Fallout from the arrest of a Charlotte Mecklenburg Police officer on sexual assault charges is beginning to be felt outside the police department. Eyewitness News has learned Mecklenburg County prosecutors will be forced to drop charges against many of the suspects arrested by Marcus Jackson.
Jackson was arrested last week after two women, in separate incidents, told police they were forced to perform sexual acts after being stopped and questioned by Jackson. He is no longer on the police force.

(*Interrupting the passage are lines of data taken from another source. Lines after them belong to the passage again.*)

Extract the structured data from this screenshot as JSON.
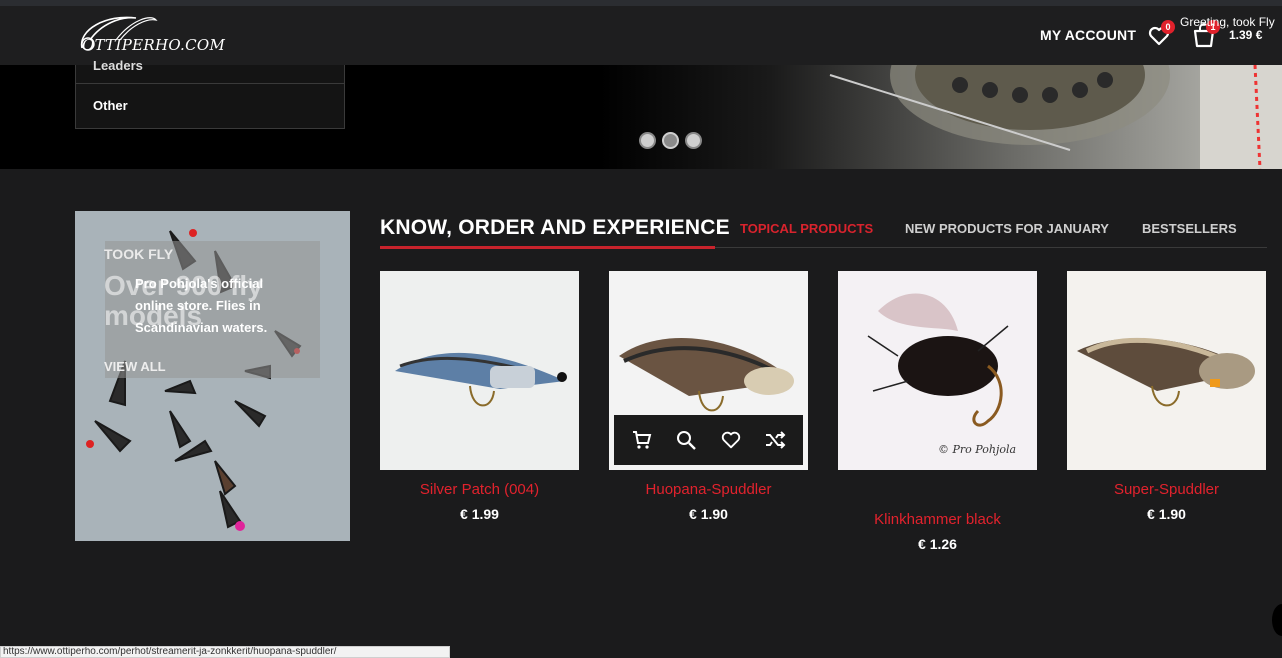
{
  "header": {
    "logo_text": "OTTIPERHO.COM",
    "my_account": "MY ACCOUNT",
    "wishlist_count": "0",
    "cart_count": "1",
    "greeting": "Greeting, took Fly",
    "cart_total": "1.39 €"
  },
  "category_menu": {
    "cut_item": "Leaders",
    "other": "Other"
  },
  "hero": {
    "slides": [
      "slide-1",
      "slide-2",
      "slide-3"
    ],
    "active_slide": 2
  },
  "promo": {
    "kicker": "TOOK FLY",
    "big_text": "Over 900 fly models",
    "text": "Pro Pohjola's official online store. Flies in Scandinavian waters.",
    "link": "VIEW ALL"
  },
  "section": {
    "title": "KNOW, ORDER AND EXPERIENCE",
    "tabs": [
      {
        "label": "TOPICAL PRODUCTS",
        "active": true
      },
      {
        "label": "NEW PRODUCTS FOR JANUARY",
        "active": false
      },
      {
        "label": "BESTSELLERS",
        "active": false
      }
    ]
  },
  "products": [
    {
      "name": "Silver Patch (004)",
      "price": "€ 1.99"
    },
    {
      "name": "Huopana-Spuddler",
      "price": "€ 1.90"
    },
    {
      "name": "Klinkhammer black",
      "price": "€ 1.26",
      "watermark": "© Pro Pohjola"
    },
    {
      "name": "Super-Spuddler",
      "price": "€ 1.90"
    }
  ],
  "product_actions": [
    "cart-icon",
    "search-icon",
    "heart-icon",
    "shuffle-icon"
  ],
  "status_bar": "https://www.ottiperho.com/perhot/streamerit-ja-zonkkerit/huopana-spuddler/",
  "colors": {
    "accent": "#d9232d",
    "background": "#1b1b1c",
    "header": "#1e1e1f"
  }
}
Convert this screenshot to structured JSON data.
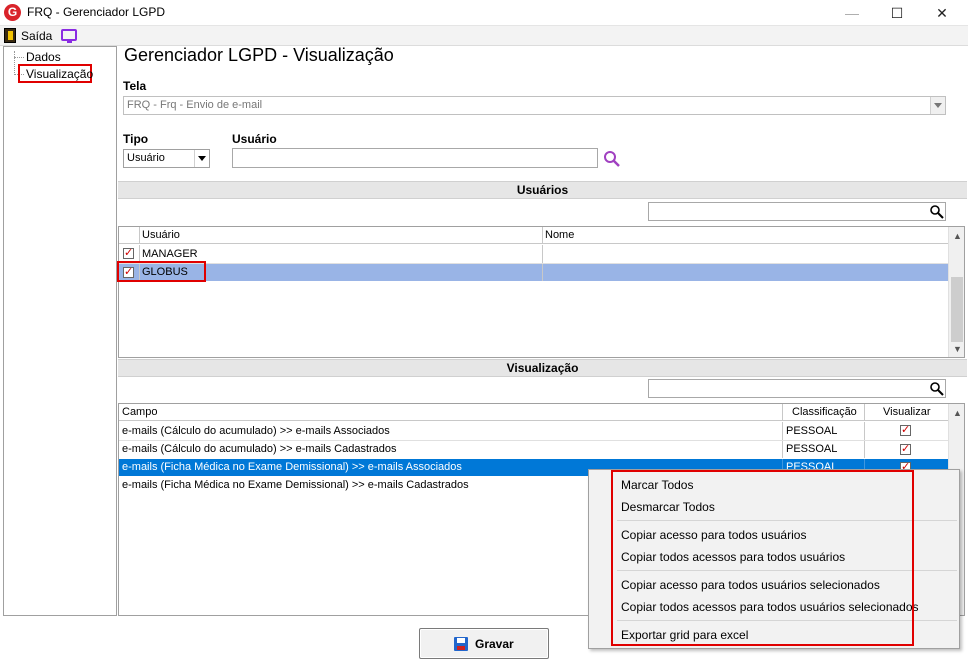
{
  "window": {
    "title": "FRQ - Gerenciador LGPD",
    "app_icon_letter": "G"
  },
  "toolbar": {
    "exit_label": "Saída"
  },
  "tree": {
    "items": [
      {
        "label": "Dados"
      },
      {
        "label": "Visualização"
      }
    ]
  },
  "page_title": "Gerenciador LGPD - Visualização",
  "tela": {
    "label": "Tela",
    "value": "FRQ - Frq - Envio de e-mail"
  },
  "tipo": {
    "label": "Tipo",
    "value": "Usuário"
  },
  "usuario": {
    "label": "Usuário",
    "value": ""
  },
  "usuarios_section": {
    "title": "Usuários",
    "columns": [
      "Usuário",
      "Nome"
    ],
    "rows": [
      {
        "usuario": "MANAGER",
        "nome": "",
        "checked": true
      },
      {
        "usuario": "GLOBUS",
        "nome": "",
        "checked": true
      }
    ]
  },
  "visualizacao_section": {
    "title": "Visualização",
    "columns": [
      "Campo",
      "Classificação",
      "Visualizar"
    ],
    "rows": [
      {
        "campo": "e-mails (Cálculo do acumulado) >> e-mails Associados",
        "classificacao": "PESSOAL",
        "visualizar": true
      },
      {
        "campo": "e-mails (Cálculo do acumulado) >> e-mails Cadastrados",
        "classificacao": "PESSOAL",
        "visualizar": true
      },
      {
        "campo": "e-mails (Ficha Médica no Exame Demissional) >> e-mails Associados",
        "classificacao": "PESSOAL",
        "visualizar": true
      },
      {
        "campo": "e-mails (Ficha Médica no Exame Demissional) >> e-mails Cadastrados",
        "classificacao": "",
        "visualizar": false
      }
    ]
  },
  "buttons": {
    "gravar": "Gravar"
  },
  "context_menu": {
    "items": [
      "Marcar Todos",
      "Desmarcar Todos",
      "Copiar acesso para todos usuários",
      "Copiar todos acessos para todos usuários",
      "Copiar acesso para todos usuários selecionados",
      "Copiar todos acessos para todos usuários selecionados",
      "Exportar grid para excel"
    ]
  },
  "colors": {
    "selection_blue": "#0078d7",
    "selection_light": "#99b4e6",
    "highlight_red": "#e00000"
  }
}
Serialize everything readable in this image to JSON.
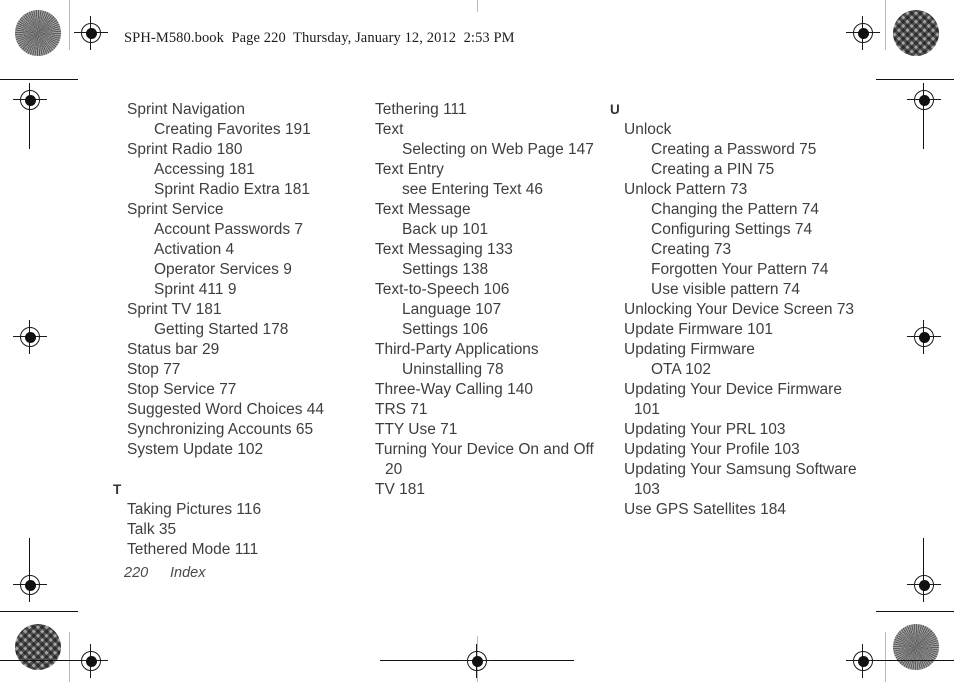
{
  "header": {
    "text": "SPH-M580.book  Page 220  Thursday, January 12, 2012  2:53 PM"
  },
  "footer": {
    "page_number": "220",
    "section_name": "Index"
  },
  "columns": [
    {
      "id": "column-1",
      "blocks": [
        {
          "type": "entry",
          "level": 1,
          "text": "Sprint Navigation"
        },
        {
          "type": "entry",
          "level": 2,
          "text": "Creating Favorites 191"
        },
        {
          "type": "entry",
          "level": 1,
          "text": "Sprint Radio 180"
        },
        {
          "type": "entry",
          "level": 2,
          "text": "Accessing 181"
        },
        {
          "type": "entry",
          "level": 2,
          "text": "Sprint Radio Extra 181"
        },
        {
          "type": "entry",
          "level": 1,
          "text": "Sprint Service"
        },
        {
          "type": "entry",
          "level": 2,
          "text": "Account Passwords 7"
        },
        {
          "type": "entry",
          "level": 2,
          "text": "Activation 4"
        },
        {
          "type": "entry",
          "level": 2,
          "text": "Operator Services 9"
        },
        {
          "type": "entry",
          "level": 2,
          "text": "Sprint 411 9"
        },
        {
          "type": "entry",
          "level": 1,
          "text": "Sprint TV 181"
        },
        {
          "type": "entry",
          "level": 2,
          "text": "Getting Started 178"
        },
        {
          "type": "entry",
          "level": 1,
          "text": "Status bar 29"
        },
        {
          "type": "entry",
          "level": 1,
          "text": "Stop 77"
        },
        {
          "type": "entry",
          "level": 1,
          "text": "Stop Service 77"
        },
        {
          "type": "entry",
          "level": 1,
          "text": "Suggested Word Choices 44"
        },
        {
          "type": "entry",
          "level": 1,
          "text": "Synchronizing Accounts 65"
        },
        {
          "type": "entry",
          "level": 1,
          "text": "System Update 102"
        },
        {
          "type": "letter",
          "text": "T"
        },
        {
          "type": "entry",
          "level": 1,
          "text": "Taking Pictures 116"
        },
        {
          "type": "entry",
          "level": 1,
          "text": "Talk 35"
        },
        {
          "type": "entry",
          "level": 1,
          "text": "Tethered Mode 111"
        }
      ]
    },
    {
      "id": "column-2",
      "blocks": [
        {
          "type": "entry",
          "level": 1,
          "text": "Tethering 111"
        },
        {
          "type": "entry",
          "level": 1,
          "text": "Text"
        },
        {
          "type": "entry",
          "level": 2,
          "text": "Selecting on Web Page 147"
        },
        {
          "type": "entry",
          "level": 1,
          "text": "Text Entry"
        },
        {
          "type": "entry",
          "level": 2,
          "text": "see Entering Text 46"
        },
        {
          "type": "entry",
          "level": 1,
          "text": "Text Message"
        },
        {
          "type": "entry",
          "level": 2,
          "text": "Back up 101"
        },
        {
          "type": "entry",
          "level": 1,
          "text": "Text Messaging 133"
        },
        {
          "type": "entry",
          "level": 2,
          "text": "Settings 138"
        },
        {
          "type": "entry",
          "level": 1,
          "text": "Text-to-Speech 106"
        },
        {
          "type": "entry",
          "level": 2,
          "text": "Language 107"
        },
        {
          "type": "entry",
          "level": 2,
          "text": "Settings 106"
        },
        {
          "type": "entry",
          "level": 1,
          "text": "Third-Party Applications"
        },
        {
          "type": "entry",
          "level": 2,
          "text": "Uninstalling 78"
        },
        {
          "type": "entry",
          "level": 1,
          "text": "Three-Way Calling 140"
        },
        {
          "type": "entry",
          "level": 1,
          "text": "TRS 71"
        },
        {
          "type": "entry",
          "level": 1,
          "text": "TTY Use 71"
        },
        {
          "type": "entry",
          "level": 1,
          "wrap": true,
          "text": "Turning Your Device On and Off 20"
        },
        {
          "type": "entry",
          "level": 1,
          "text": "TV 181"
        }
      ]
    },
    {
      "id": "column-3",
      "blocks": [
        {
          "type": "letter",
          "text": "U",
          "first": true
        },
        {
          "type": "entry",
          "level": 1,
          "text": "Unlock"
        },
        {
          "type": "entry",
          "level": 2,
          "text": "Creating a Password 75"
        },
        {
          "type": "entry",
          "level": 2,
          "text": "Creating a PIN 75"
        },
        {
          "type": "entry",
          "level": 1,
          "text": "Unlock Pattern 73"
        },
        {
          "type": "entry",
          "level": 2,
          "text": "Changing the Pattern 74"
        },
        {
          "type": "entry",
          "level": 2,
          "text": "Configuring Settings 74"
        },
        {
          "type": "entry",
          "level": 2,
          "text": "Creating 73"
        },
        {
          "type": "entry",
          "level": 2,
          "text": "Forgotten Your Pattern 74"
        },
        {
          "type": "entry",
          "level": 2,
          "text": "Use visible pattern 74"
        },
        {
          "type": "entry",
          "level": 1,
          "wrap": true,
          "text": "Unlocking Your Device Screen 73"
        },
        {
          "type": "entry",
          "level": 1,
          "text": "Update Firmware 101"
        },
        {
          "type": "entry",
          "level": 1,
          "text": "Updating Firmware"
        },
        {
          "type": "entry",
          "level": 2,
          "text": "OTA 102"
        },
        {
          "type": "entry",
          "level": 1,
          "wrap": true,
          "text": "Updating Your Device Firmware 101"
        },
        {
          "type": "entry",
          "level": 1,
          "text": "Updating Your PRL 103"
        },
        {
          "type": "entry",
          "level": 1,
          "text": "Updating Your Profile 103"
        },
        {
          "type": "entry",
          "level": 1,
          "wrap": true,
          "text": "Updating Your Samsung Software 103"
        },
        {
          "type": "entry",
          "level": 1,
          "text": "Use GPS Satellites 184"
        }
      ]
    }
  ]
}
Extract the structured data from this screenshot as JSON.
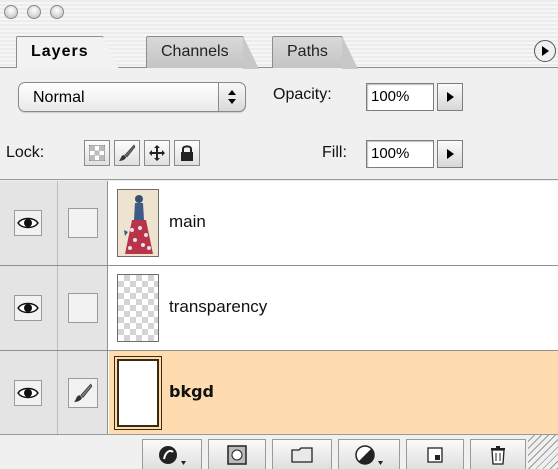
{
  "tabs": [
    {
      "label": "Layers",
      "active": true
    },
    {
      "label": "Channels",
      "active": false
    },
    {
      "label": "Paths",
      "active": false
    }
  ],
  "blend": {
    "mode": "Normal"
  },
  "opacity": {
    "label": "Opacity:",
    "value": "100%"
  },
  "fill": {
    "label": "Fill:",
    "value": "100%"
  },
  "lock": {
    "label": "Lock:"
  },
  "layers": [
    {
      "name": "main",
      "visible": true,
      "selected": false
    },
    {
      "name": "transparency",
      "visible": true,
      "selected": false
    },
    {
      "name": "bkgd",
      "visible": true,
      "selected": true
    }
  ],
  "icons": {
    "palette_menu": "triangle-right-icon",
    "eye": "eye-icon",
    "brush": "brush-icon",
    "toolbar": [
      "layer-style-icon",
      "layer-mask-icon",
      "new-group-folder-icon",
      "adjustment-layer-icon",
      "new-layer-icon",
      "trash-icon"
    ]
  },
  "colors": {
    "selected_row": "#ffdcb0",
    "panel_bg": "#f0f0f0"
  }
}
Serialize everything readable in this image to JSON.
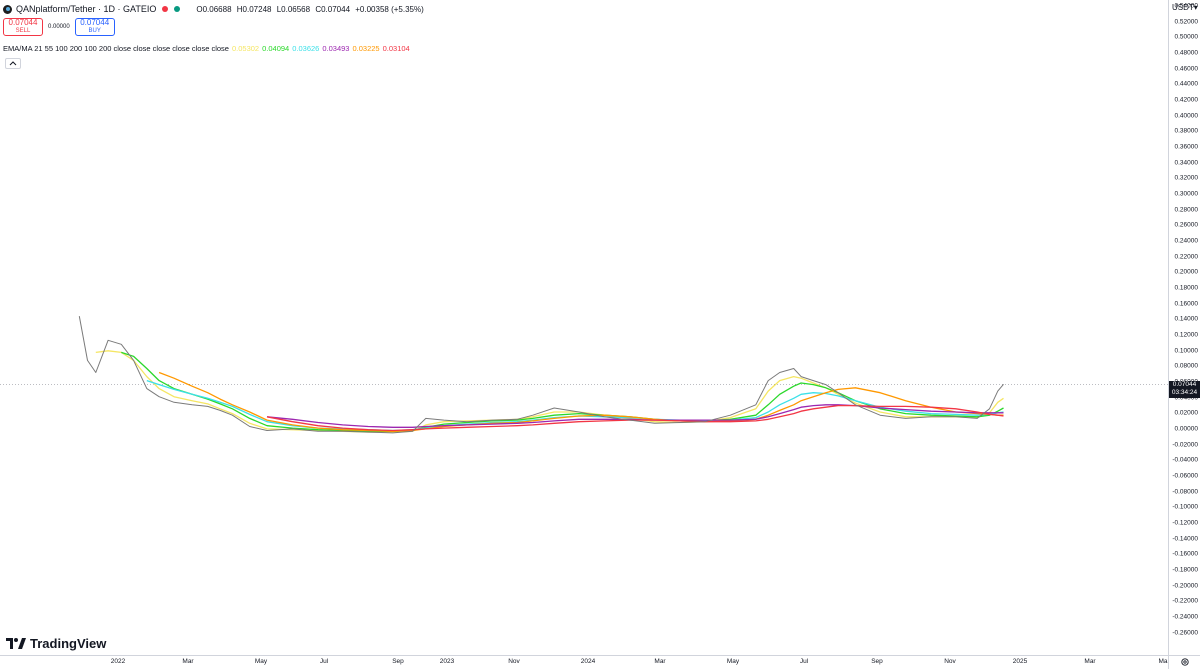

A spokesman for District Attorney Peter Gilchrist said prosecutors are compiling a list of cases Jackson was involved in. Cases in which Jackson was scheduled to provide significant information will likely be dropped, said Bart Menser. “It’s a truthfulness issue. How can you ask folks to convict someone else when you have allegations like this” against a police officer who is a witness in the case?
Menser said it’s the same process used when other officers have found themselves charged with crimes. In 2008, officers Gerald Holas and Jason Ross were arrested and charged with tipping off drug dealers. Prosecutors dropped many of the cases they’d been working on.
For Marcus Jackson, the questions go beyond cases that may be dropped. Years before he became a police officer in September, 2008, Jackson was the focus of domestic violence allegations by two women who told a judge he had physically assaulted them. Both women took out restraining orders against Jackson.
CMPD has so far declined to say whether those domestic violence incidents should have disqualified Jackson from being hired. Nor has the department said whether Jackson had any discipline problems during his 15 months with the department.